Walking is falling from one foot to another.
Creator or Slave.
“I must create a system or be enslaved by another man’s.”
You don’t have to adopt the Five Steps to a Good Decision. Create your own system.
In the meantime, I hope those chains don’t chafe.
Mind the Gap.
A complaint reveals either:
A gap in your information leading to a decision or absence of decision, or
A gap in the complainant’s information or expectation.
You review the complaint and either change or affirm your decision with the information or after asking the complainant for more details, or
You fill the complainant’s information or expectation gap.
If the complainant challenges your response, you check whether their challenge reveals information gaps with them or you. If so, you address it as above.
If not, you respond that you’ve considered their response, and affirm your decision.
If the complainant challenges your response, you politely direct them either to your superior, or to your complaints process.

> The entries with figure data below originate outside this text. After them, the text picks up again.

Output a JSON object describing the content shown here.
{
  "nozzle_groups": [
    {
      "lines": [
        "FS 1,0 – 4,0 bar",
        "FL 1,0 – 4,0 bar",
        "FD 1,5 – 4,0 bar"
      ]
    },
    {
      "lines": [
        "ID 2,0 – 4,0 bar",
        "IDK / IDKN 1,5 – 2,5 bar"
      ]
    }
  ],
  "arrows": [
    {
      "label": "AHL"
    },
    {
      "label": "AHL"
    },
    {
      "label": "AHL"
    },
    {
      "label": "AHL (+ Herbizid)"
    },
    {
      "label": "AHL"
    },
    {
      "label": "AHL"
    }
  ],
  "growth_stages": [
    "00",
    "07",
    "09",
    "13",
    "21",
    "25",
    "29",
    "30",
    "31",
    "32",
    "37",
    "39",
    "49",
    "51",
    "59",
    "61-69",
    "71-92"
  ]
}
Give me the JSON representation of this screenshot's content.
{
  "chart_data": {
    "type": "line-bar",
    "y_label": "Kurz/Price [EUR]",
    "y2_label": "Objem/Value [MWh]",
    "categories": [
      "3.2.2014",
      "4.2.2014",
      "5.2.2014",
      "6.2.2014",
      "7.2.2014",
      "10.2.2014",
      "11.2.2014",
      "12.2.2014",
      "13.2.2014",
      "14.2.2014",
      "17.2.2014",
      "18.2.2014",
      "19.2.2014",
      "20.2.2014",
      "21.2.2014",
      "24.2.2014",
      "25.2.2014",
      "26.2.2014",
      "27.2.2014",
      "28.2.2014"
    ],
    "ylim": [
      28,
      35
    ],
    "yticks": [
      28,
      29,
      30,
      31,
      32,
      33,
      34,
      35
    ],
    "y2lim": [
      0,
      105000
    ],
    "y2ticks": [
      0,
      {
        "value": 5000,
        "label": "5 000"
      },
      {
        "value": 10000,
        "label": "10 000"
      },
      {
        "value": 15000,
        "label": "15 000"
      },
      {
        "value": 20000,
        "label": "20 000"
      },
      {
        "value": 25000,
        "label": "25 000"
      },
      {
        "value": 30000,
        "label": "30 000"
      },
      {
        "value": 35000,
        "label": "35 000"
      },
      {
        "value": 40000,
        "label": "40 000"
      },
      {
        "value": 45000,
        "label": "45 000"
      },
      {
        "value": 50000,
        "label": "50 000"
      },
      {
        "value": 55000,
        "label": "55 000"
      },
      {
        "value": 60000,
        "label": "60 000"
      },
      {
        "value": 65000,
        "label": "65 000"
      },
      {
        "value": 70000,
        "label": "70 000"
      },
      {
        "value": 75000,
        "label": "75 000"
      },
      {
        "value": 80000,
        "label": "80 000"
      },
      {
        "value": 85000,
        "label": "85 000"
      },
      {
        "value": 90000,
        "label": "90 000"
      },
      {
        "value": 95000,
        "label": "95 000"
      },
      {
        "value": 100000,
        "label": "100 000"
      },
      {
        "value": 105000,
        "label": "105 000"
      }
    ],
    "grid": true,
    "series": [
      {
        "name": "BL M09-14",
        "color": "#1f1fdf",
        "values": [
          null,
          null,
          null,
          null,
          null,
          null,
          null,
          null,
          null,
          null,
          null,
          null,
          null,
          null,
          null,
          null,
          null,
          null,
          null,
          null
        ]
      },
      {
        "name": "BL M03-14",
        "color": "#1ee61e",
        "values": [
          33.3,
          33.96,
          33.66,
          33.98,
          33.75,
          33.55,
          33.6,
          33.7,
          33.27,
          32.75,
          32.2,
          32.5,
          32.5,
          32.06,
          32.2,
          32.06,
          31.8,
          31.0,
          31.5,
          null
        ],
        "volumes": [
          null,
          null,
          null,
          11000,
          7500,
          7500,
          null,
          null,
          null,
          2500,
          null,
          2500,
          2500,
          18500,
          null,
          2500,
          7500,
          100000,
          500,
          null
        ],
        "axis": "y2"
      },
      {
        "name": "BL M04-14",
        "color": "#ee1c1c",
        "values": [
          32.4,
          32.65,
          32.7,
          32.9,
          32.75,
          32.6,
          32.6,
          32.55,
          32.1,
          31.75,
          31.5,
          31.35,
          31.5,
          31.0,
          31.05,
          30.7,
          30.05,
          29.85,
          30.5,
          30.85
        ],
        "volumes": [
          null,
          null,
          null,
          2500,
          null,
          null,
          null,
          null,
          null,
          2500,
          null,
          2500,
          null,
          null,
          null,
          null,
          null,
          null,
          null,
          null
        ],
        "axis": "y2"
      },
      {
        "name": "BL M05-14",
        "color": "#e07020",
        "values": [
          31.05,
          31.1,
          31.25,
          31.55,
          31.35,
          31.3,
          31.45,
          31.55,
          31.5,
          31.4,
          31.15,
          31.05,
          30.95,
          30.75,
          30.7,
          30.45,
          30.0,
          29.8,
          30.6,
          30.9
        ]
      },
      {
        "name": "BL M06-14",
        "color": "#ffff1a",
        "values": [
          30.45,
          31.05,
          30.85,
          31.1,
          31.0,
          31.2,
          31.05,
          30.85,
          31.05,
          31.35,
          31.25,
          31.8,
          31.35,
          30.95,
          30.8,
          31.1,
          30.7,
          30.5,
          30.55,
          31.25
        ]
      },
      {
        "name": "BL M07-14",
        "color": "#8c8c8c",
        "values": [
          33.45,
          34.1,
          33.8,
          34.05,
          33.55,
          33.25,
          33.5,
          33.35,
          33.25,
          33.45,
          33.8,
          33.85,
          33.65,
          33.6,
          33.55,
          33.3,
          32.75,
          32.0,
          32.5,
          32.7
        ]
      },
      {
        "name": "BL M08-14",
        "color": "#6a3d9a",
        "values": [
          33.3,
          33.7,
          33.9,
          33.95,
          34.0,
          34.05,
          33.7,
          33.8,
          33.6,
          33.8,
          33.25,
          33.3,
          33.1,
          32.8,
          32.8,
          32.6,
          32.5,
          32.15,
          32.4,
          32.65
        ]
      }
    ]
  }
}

If you continue to engage with a complainant offering you no new information, you are training them that the price of getting what they want from you is one, two, three, fifteen, twenty emails, phone calls, or visits to reception.
The Shadow of Your Ego.
In the services the major proponents of tank development included, ironically, a small group of naval officers. The fact that the Admiralty felt less ‘threatened’ by tanks than did the War Office was strikingly illustrated at one of those demonstrations wherein proponents of a new idea strive to convert sceptics by confrontation with the evidence of their senses.After an impeccable display, in which prototype tanks cutthrough barbed wire, crossed trenches, slithered through mud and clawed their way out of craters, a naval officer was heard to remark: ‘We ought to order three thousand now!’ But the War Office contingent remained cool, one senior general retorting: ‘Who is this damned naval man saying we will want three thousand tanks? He talks like Napoleon.’
Norman F Dixon, ‘On The Psychology Of Military Incompetence’
Step 1 of the Five Steps to a Good Decision is Step Back.
Get perspective.
Stop blocking the light of alternative choices with the shadow cast by your ego.
Psychologically Hardy.
People who are psychologically hardy, it turns out, believe very prevalently some things about the world. So, if you believe that the world is a meaningful place, if you see yourself as having agency within that world, and if you see successes and failures as being placed in your path to teach you things…then you are more likely to be psychologically hardy, and therefore more resilient in the face of trauma.
- Andrew Zolli
If you believe that the world is a meaningful place [Personal Widget].
If you see yourself as having agency within that world [Decision Making].
And if you see success and failures as being placed in your path to teach you things [Decisions Measured Against Widget].
You are more likely to be psychologically hardy and therefore more resilient in the face of trauma [Life].